Statistical Analysis: Real-time computation of statistics such as:
Moving Averages Simple Moving Average (SMA), Exponential Moving Average (EMA).
Volatility Measures Standard deviation of price changes over specified intervals.
Storage and Retrieval:
In-Memory Databases Redis or Memcached for storing interim computational results.
Time-Series Databases InfluxDB or TimescaleDB for storing historical data and enabling back-testing of trading strategies.
Example Statistics:
Tick Rate (Virtual Events Rate) 5,000 ticks/events per second.
Latency Requirements Processing latency under 500 microseconds.
Moving Average Calculation 10-second moving average of stock prices, updated every second.
Example of Real-Time Calculation:
Assume a simple moving average (SMA) calculation for the last 10 seconds on a data stream of stock prices:
Prices over the last 10 seconds: [101.5, 102.0, 101.8, 101.7, 102.2, 101.9, 102.3, 102.1, 101.6, 102.4]
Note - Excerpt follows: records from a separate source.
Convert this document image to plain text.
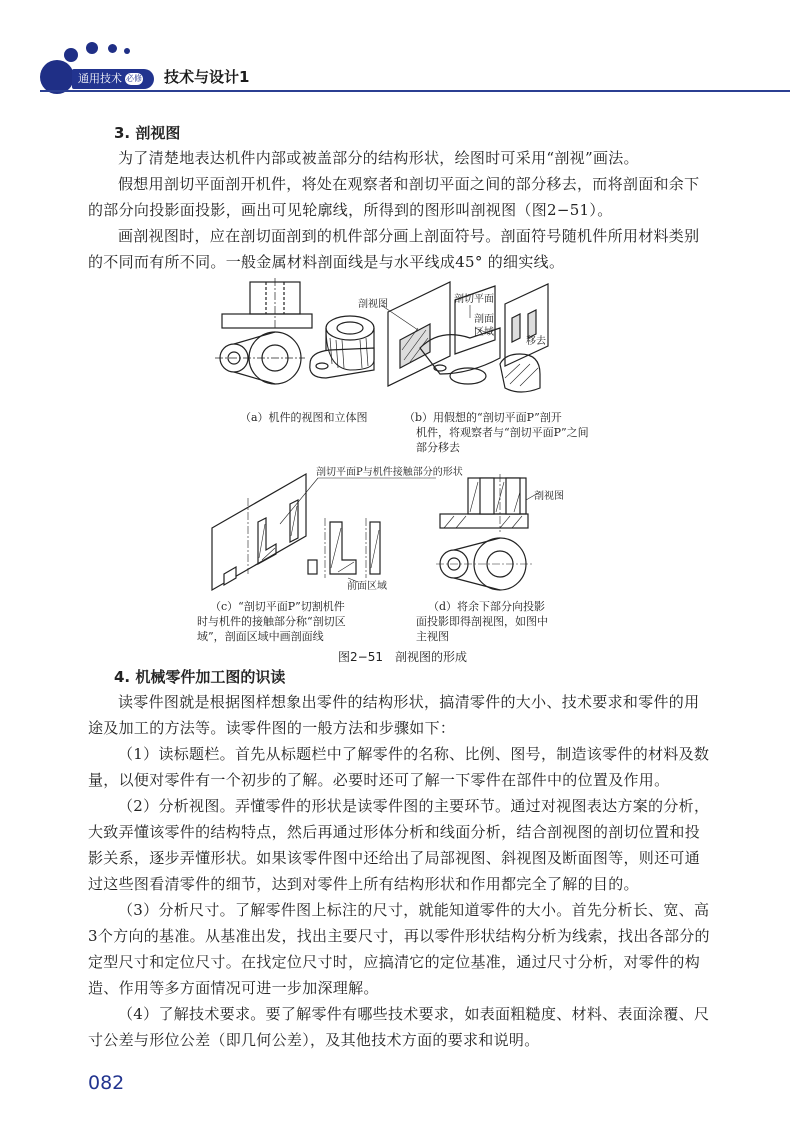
通用技术 必修	技术与设计1
3. 剖视图
为了清楚地表达机件内部或被盖部分的结构形状，绘图时可采用“剖视”画法。
假想用剖切平面剖开机件，将处在观察者和剖切平面之间的部分移去，而将剖面和余下的部分向投影面投影，画出可见轮廓线，所得到的图形叫剖视图（图2−51）。
画剖视图时，应在剖切面剖到的机件部分画上剖面符号。剖面符号随机件所用材料类别的不同而有所不同。一般金属材料剖面线是与水平线成45° 的细实线。
剖视图	剖切平面
剖面
区域
移去
剖切平面P与机件接触部分的形状
前面区域
剖视图
（a）机件的视图和立体图	（b）用假想的“剖切平面P”剖开
机件，将观察者与“剖切平面P”之间
部分移去
（c）“剖切平面P”切割机件
时与机件的接触部分称“剖切区
域”，剖面区域中画剖面线
（d）将余下部分向投影
面投影即得剖视图，如图中
主视图
图2−51　剖视图的形成
4. 机械零件加工图的识读
读零件图就是根据图样想象出零件的结构形状，搞清零件的大小、技术要求和零件的用途及加工的方法等。读零件图的一般方法和步骤如下：
（1）读标题栏。首先从标题栏中了解零件的名称、比例、图号，制造该零件的材料及数量，以便对零件有一个初步的了解。必要时还可了解一下零件在部件中的位置及作用。
（2）分析视图。弄懂零件的形状是读零件图的主要环节。通过对视图表达方案的分析，大致弄懂该零件的结构特点，然后再通过形体分析和线面分析，结合剖视图的剖切位置和投影关系，逐步弄懂形状。如果该零件图中还给出了局部视图、斜视图及断面图等，则还可通过这些图看清零件的细节，达到对零件上所有结构形状和作用都完全了解的目的。
（3）分析尺寸。了解零件图上标注的尺寸，就能知道零件的大小。首先分析长、宽、高3个方向的基准。从基准出发，找出主要尺寸，再以零件形状结构分析为线索，找出各部分的定型尺寸和定位尺寸。在找定位尺寸时，应搞清它的定位基准，通过尺寸分析，对零件的构造、作用等多方面情况可进一步加深理解。
（4）了解技术要求。要了解零件有哪些技术要求，如表面粗糙度、材料、表面涂覆、尺寸公差与形位公差（即几何公差），及其他技术方面的要求和说明。
082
SMA = (101.5 + 102.0 + 101.8 + 101.7 + 102.2 + 101.9 + 102.3 + 102.1 + 101.6 + 102.4) / 10
SMA = 101.95
This calculation needs to be updated every second as new prices stream in, maintaining real-time analytics.
Tech Stack Summary:
Data Ingestion Kafka
Serialization Protocol Buffers
Stream Processing Apache Flink
Machine Learning TensorFlow/PyTorch
Databases Redis, InfluxDB/TimescaleDB
This data streming setup ensures that the stock trading platform can handle high-speed data streams, process them with minimal latency, and make informed trading decisions in real-time.